Fica, assim, clara a importância do Capital Intelectual para o
desenvolvimento das empresas, além de representar diferencial
competitivo em relação aos concorrentes. A era atual, como diz Sá (2002)
exige a capitalização de intelectos (no sentido de investimentos maiores
em qualidade da inteligência agente sobre os capitais) na busca da
eficácia comum dos mais importantes valores das células sociais e de
aumento do valor efetivo da própria riqueza.
O capital intelectual pode ser dividido em três grandes capitais. O
capital humano, o capital estrutural e o capital do cliente. Todos são
intangíveis, mas descrevem coisas tangíveis para os executivos. É o
intercâmbio entre eles que cria o Capital Intelectual.
5.1 – Capital Humano – A Mina na Empresa
Fonte: Cinca (2002)
As pessoas geram capital para a empresa através de sua competência, sua
atitude e sua capacidade para inovar. As competências incluem as
habilidade e a educação e a atitude se refere às condutas. Porém é
finalmente a capacidade de inovar, a que pode gerar mais valor para uma
companhia. Tudo isto constitui o que chamamos de capital humano.
Constitui o capital humano o conhecimento acumulado, a habilidade e
experiências dos funcionários para realizar as tarefas do dia-a-dia, os
valores, a cultura, a filosofia da empresa, e diversos ativos
intangíveis, ou seja, as pessoas que são os ativos humanos da empresa. A
principal estratégia da empresa será de atrair, reter, desenvolver e
aproveitar o máximo o talento humano, que será cada vez mais, a
principal vantagem competitiva.
Para entender melhor o capital humano é preciso entender as habilidades
que determinam qualquer tarefa, processo ou negócio, relacionadas
abaixo:
Habilidade do tipo commodity: são as habilidades adquiridas, costumam
não serem específicas de uma empresa e podem ter o mesmo valor para
qualquer organização. É por exemplo, a habilidade de atender ao
telefone.
Habilidades alavancadas: o conhecimento pode ser mais valioso para uma
determinada empresa do que para outra. São específicas a um setor e não
a uma empresa. Os programadores, por exemplo, da Andersen Consulting
podem alavancar essa habilidade enquanto os do Bank of America só
agregam valores aos seus funcionários.
Habilidades proprietárias: são os talentos específicos à empresa, em
torno dos quais uma organização constrói seu negócio. Pode ser
codificada em forma de patentes, direitos autorais, expertise. O
Ritz-Carlton é o especialista em administração hoteleira.
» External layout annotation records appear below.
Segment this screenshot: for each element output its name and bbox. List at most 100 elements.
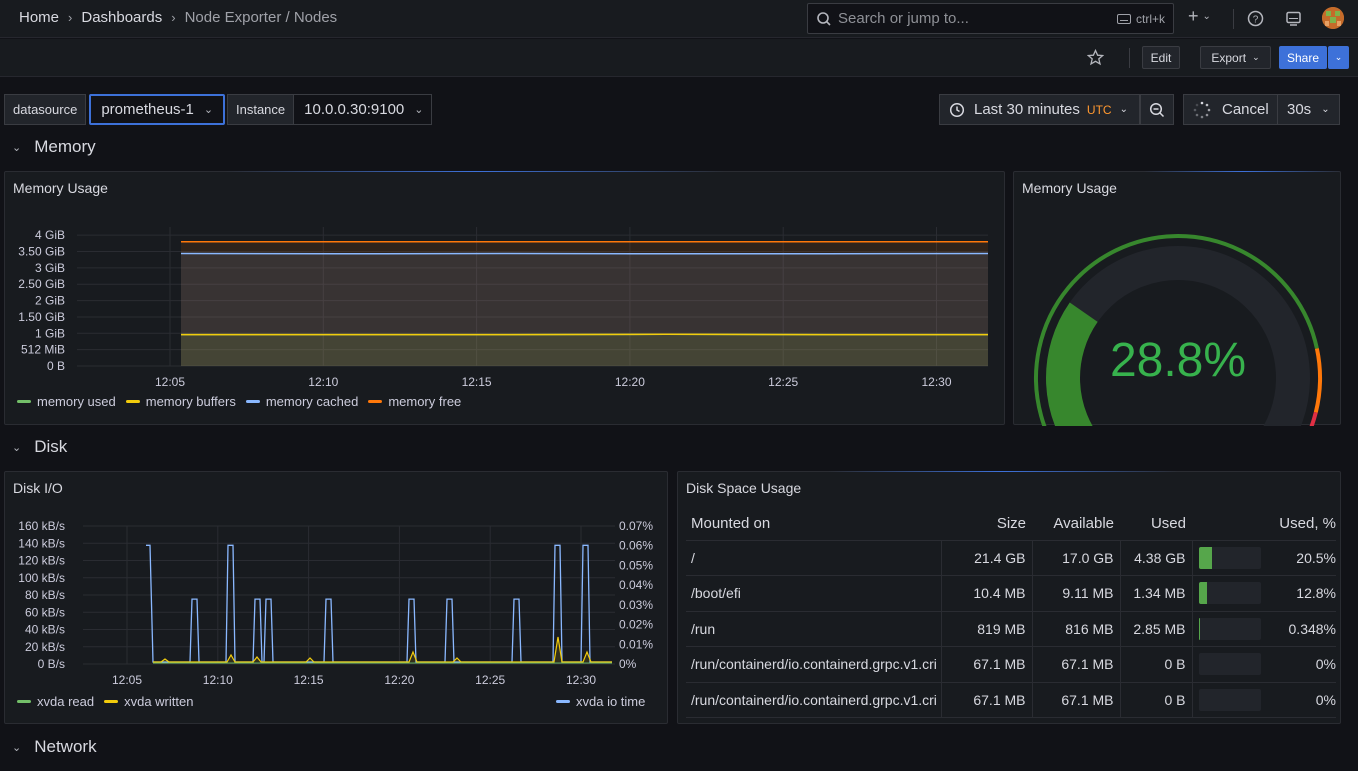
search-icon <box>817 11 831 26</box>
legend-item-xvda-read[interactable]: xvda read <box>17 694 94 709</box>
export-button[interactable]: Export ⌄ <box>1200 46 1271 69</box>
y-left-tick-label: 40 kB/s <box>25 623 65 637</box>
panel-loading-bar <box>1144 171 1342 172</box>
panel-memory-usage-timeseries[interactable]: Memory Usage 0 B 512 MiB 1 GiB 1.50 GiB 2 Gi… <box>4 171 1005 425</box>
refresh-interval-value: 30s <box>1287 101 1312 118</box>
cell-size: 819 MB <box>940 611 1032 647</box>
keyboard-icon <box>1116 13 1131 24</box>
zoom-out-button[interactable] <box>1140 94 1174 125</box>
chart-legend: xvda read xvda written <box>17 694 193 709</box>
panel-disk-io[interactable]: Disk I/O 0 B/s 20 kB/s 40 kB/s 60 kB/s 80 kB… <box>4 471 668 724</box>
series-area-memory-cached <box>181 253 988 366</box>
instance-value: 10.0.0.30:9100 <box>304 101 405 118</box>
variable-instance: Instance 10.0.0.30:9100 ⌄ <box>227 94 433 125</box>
help-icon: ? <box>1247 10 1264 27</box>
legend-item-memory-buffers[interactable]: memory buffers <box>125 394 236 409</box>
x-tick-label: 12:10 <box>308 375 338 389</box>
legend-label: xvda read <box>37 694 95 709</box>
chevron-right-icon: › <box>68 10 73 25</box>
x-tick-label: 12:30 <box>566 673 596 687</box>
chevron-down-icon: ⌄ <box>1119 104 1128 115</box>
breadcrumb-dashboards[interactable]: Dashboards <box>81 9 163 26</box>
refresh-interval-picker[interactable]: 30s ⌄ <box>1277 94 1340 125</box>
legend-swatch <box>104 700 119 703</box>
row-network[interactable]: ⌄ Network <box>12 737 97 757</box>
export-label: Export <box>1211 50 1247 65</box>
breadcrumb-home[interactable]: Home <box>19 9 60 26</box>
column-header-used[interactable]: Used <box>1120 507 1192 541</box>
column-header-mounted-on[interactable]: Mounted on <box>686 507 941 541</box>
help-button[interactable]: ? <box>1247 10 1264 27</box>
cell-available: 67.1 MB <box>1031 682 1120 718</box>
legend-item-memory-free[interactable]: memory free <box>368 394 461 409</box>
y-tick-label: 4 GiB <box>35 228 65 242</box>
panel-disk-space-usage[interactable]: Disk Space Usage Mounted on Size Availab… <box>677 471 1341 724</box>
instance-select[interactable]: 10.0.0.30:9100 ⌄ <box>294 94 433 125</box>
x-tick-label: 12:25 <box>768 375 798 389</box>
search-input[interactable]: Search or jump to... ctrl+k <box>807 3 1174 34</box>
cell-available: 9.11 MB <box>1031 575 1120 612</box>
y-tick-label: 2 GiB <box>35 294 65 308</box>
legend-item-memory-cached[interactable]: memory cached <box>245 394 358 409</box>
row-disk[interactable]: ⌄ Disk <box>12 437 67 457</box>
edit-button[interactable]: Edit <box>1142 46 1180 69</box>
panel-memory-usage-gauge[interactable]: Memory Usage 28.8% <box>1013 171 1342 426</box>
usage-bar-fill <box>1198 546 1212 569</box>
chevron-right-icon: › <box>171 10 176 25</box>
datasource-select[interactable]: prometheus-1 ⌄ <box>89 94 226 125</box>
zoom-out-icon <box>1149 102 1165 117</box>
cell-used-pct: 0.348% <box>1191 611 1336 647</box>
search-placeholder: Search or jump to... <box>838 10 969 27</box>
y-left-tick-label: 160 kB/s <box>18 519 65 533</box>
share-button[interactable]: Share <box>1279 46 1327 69</box>
panel-title: Memory Usage <box>13 180 108 196</box>
x-tick-label: 12:20 <box>615 375 645 389</box>
cell-mounted-on: /run/containerd/io.containerd.grpc.v1.cr… <box>686 646 941 683</box>
legend-swatch <box>245 400 260 403</box>
time-range-picker[interactable]: Last 30 minutes UTC ⌄ <box>939 94 1140 125</box>
column-header-size[interactable]: Size <box>941 507 1032 541</box>
usage-bar-fill <box>1198 582 1207 605</box>
cell-used-pct: 0% <box>1191 646 1336 683</box>
gauge-value-arc <box>1046 302 1098 426</box>
legend-item-xvda-written[interactable]: xvda written <box>104 694 193 709</box>
legend-item-xvda-io-time[interactable]: xvda io time <box>556 694 645 709</box>
column-header-available[interactable]: Available <box>1032 507 1120 541</box>
shortcut-hint: ctrl+k <box>1116 12 1165 26</box>
share-menu-button[interactable]: ⌄ <box>1328 46 1349 69</box>
chevron-down-icon: ⌄ <box>12 741 22 754</box>
row-memory[interactable]: ⌄ Memory <box>12 137 96 157</box>
add-menu-button[interactable]: + ⌄ <box>1188 7 1211 25</box>
row-title: Disk <box>34 437 68 456</box>
datasource-value: prometheus-1 <box>101 101 194 118</box>
legend-label: xvda io time <box>576 694 646 709</box>
legend-item-memory-used[interactable]: memory used <box>17 394 116 409</box>
y-tick-label: 3 GiB <box>35 261 65 275</box>
threshold-green <box>1034 234 1319 426</box>
x-tick-label: 12:05 <box>112 673 142 687</box>
timezone-badge: UTC <box>1086 102 1112 117</box>
y-right-tick-label: 0.04% <box>619 578 653 592</box>
table-row: /run/containerd/io.containerd.grpc.v1.cr… <box>686 646 1336 683</box>
news-button[interactable] <box>1285 10 1302 27</box>
legend-swatch <box>368 400 383 403</box>
cell-used: 1.34 MB <box>1119 575 1192 612</box>
usage-bar-fill <box>1198 617 1200 640</box>
memory-gauge: 28.8% <box>1034 234 1322 426</box>
cancel-label: Cancel <box>1222 101 1269 118</box>
usage-pct-text: 0% <box>1315 691 1336 708</box>
y-left-tick-label: 120 kB/s <box>18 554 65 568</box>
legend-swatch <box>17 700 31 703</box>
y-tick-label: 2.50 GiB <box>18 277 65 291</box>
column-header-used-pct[interactable]: Used, % <box>1192 507 1336 541</box>
y-right-tick-label: 0.01% <box>619 637 653 651</box>
svg-text:?: ? <box>1253 15 1259 26</box>
threshold-orange <box>1313 348 1322 413</box>
legend-label: memory used <box>37 394 116 409</box>
usage-pct-text: 0.348% <box>1288 620 1336 637</box>
monitor-icon <box>1286 11 1301 26</box>
star-button[interactable] <box>1086 48 1105 69</box>
cancel-refresh-button[interactable]: Cancel <box>1183 94 1278 125</box>
avatar[interactable] <box>1322 7 1344 29</box>
x-tick-label: 12:30 <box>921 375 951 389</box>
A gestão do capital humano passa pelo levantamento do potencial humano,
pela identificação das potencialidades estratégicas a desenvolver e pela
capacitação necessária.
O capital humano, portanto, configurando-se como um grande referencial
de sucesso no meio empresarial, é o que vai determinar o futuro da
companhia. Sem um gerenciamento adequado deste requisito, nenhuma
empresa terá sucesso com suas metas e objetivos e, conseqüentemente, não
alcançará os resultados esperados. Muito menos poderá pretender
manter-se competitiva no mercado.
5.2 - Capital Estrutural
Compreende os ativos intangíveis relacionados com a estrutura e os
processos de funcionamento interno e externo da organização que apóiam o
capital humano, ou, tudo o que permanece na empresa quando os empregados
vão para casa.
Edvinsson (1997) propõe a seguinte divisão para o capital estrutural:
Capital organizacional abrange o investimento da empresa em sistemas,
instrumentos e filosofia operacional que agilizam o fluxo de
conhecimento pela organização, bem como em direção às áreas externas,
como aquelas voltadas para os canais de suprimento e distribuição.
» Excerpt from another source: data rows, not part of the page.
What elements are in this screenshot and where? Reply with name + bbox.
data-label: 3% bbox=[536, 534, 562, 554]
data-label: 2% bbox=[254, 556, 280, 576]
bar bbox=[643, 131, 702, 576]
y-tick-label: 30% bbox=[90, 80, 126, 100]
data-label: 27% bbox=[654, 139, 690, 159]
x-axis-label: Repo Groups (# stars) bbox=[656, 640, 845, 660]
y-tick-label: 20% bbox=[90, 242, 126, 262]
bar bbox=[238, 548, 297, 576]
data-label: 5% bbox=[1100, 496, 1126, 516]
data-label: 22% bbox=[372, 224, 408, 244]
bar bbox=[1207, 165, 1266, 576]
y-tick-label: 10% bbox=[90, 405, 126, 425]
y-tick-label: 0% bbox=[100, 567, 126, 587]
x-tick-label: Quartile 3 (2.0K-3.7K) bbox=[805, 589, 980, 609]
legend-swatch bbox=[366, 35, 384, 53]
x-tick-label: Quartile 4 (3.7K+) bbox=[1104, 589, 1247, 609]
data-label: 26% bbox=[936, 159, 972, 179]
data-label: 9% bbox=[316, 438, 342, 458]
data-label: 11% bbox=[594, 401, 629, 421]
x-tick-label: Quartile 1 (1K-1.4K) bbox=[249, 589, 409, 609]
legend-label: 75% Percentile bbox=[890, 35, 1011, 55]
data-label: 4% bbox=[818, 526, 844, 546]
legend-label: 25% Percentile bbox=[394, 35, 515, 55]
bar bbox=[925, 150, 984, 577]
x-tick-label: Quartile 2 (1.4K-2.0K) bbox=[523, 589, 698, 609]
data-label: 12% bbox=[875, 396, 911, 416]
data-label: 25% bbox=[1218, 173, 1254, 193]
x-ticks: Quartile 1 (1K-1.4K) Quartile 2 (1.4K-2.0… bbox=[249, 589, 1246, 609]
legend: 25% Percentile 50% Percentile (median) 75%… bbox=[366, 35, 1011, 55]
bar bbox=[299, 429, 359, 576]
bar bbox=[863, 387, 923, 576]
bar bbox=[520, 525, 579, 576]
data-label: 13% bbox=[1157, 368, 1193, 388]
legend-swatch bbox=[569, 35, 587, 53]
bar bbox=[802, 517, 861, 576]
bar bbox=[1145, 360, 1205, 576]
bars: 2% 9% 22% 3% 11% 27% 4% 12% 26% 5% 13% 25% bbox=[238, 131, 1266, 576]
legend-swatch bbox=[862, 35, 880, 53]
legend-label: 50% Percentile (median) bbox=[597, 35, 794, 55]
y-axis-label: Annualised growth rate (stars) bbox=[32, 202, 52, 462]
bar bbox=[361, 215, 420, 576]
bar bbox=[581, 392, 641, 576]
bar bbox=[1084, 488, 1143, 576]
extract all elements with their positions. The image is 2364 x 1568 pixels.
Capital de inovação refere-se à capacidade de renovação e aos resultados
da inovação sob a forma de direitos comerciais amparados por lei,
propriedade intelectual e outros ativos e talentos intangíveis
utilizados para criar e colocar rapidamente no mercado de novos produtos
e serviços.
Capital de processos é constituído por aqueles processos, técnicas (como
o ISO 9000) e programas direcionados aos empregados, que aumentam a
ampliam a eficiência da produção ou a prestação de serviços. É o tipo de
conhecimento prático empregado na criação contínua de valor.
Para gerenciar o capital estrutural, é preciso uma rápida distribuição
do conhecimento, o aumento do conhecimento coletivo menor tempos de
espera e profissionais mais produtivos. A função da gerência da empresa
é utilizar corretamente o capital estrutural, para que o mesmo aumente o
valor para os acionistas.
5.3 – Capital do Cliente
É definido como o valor de sua franquia, seus relacionamentos contínuos
com pessoas e organizações para as quais vende.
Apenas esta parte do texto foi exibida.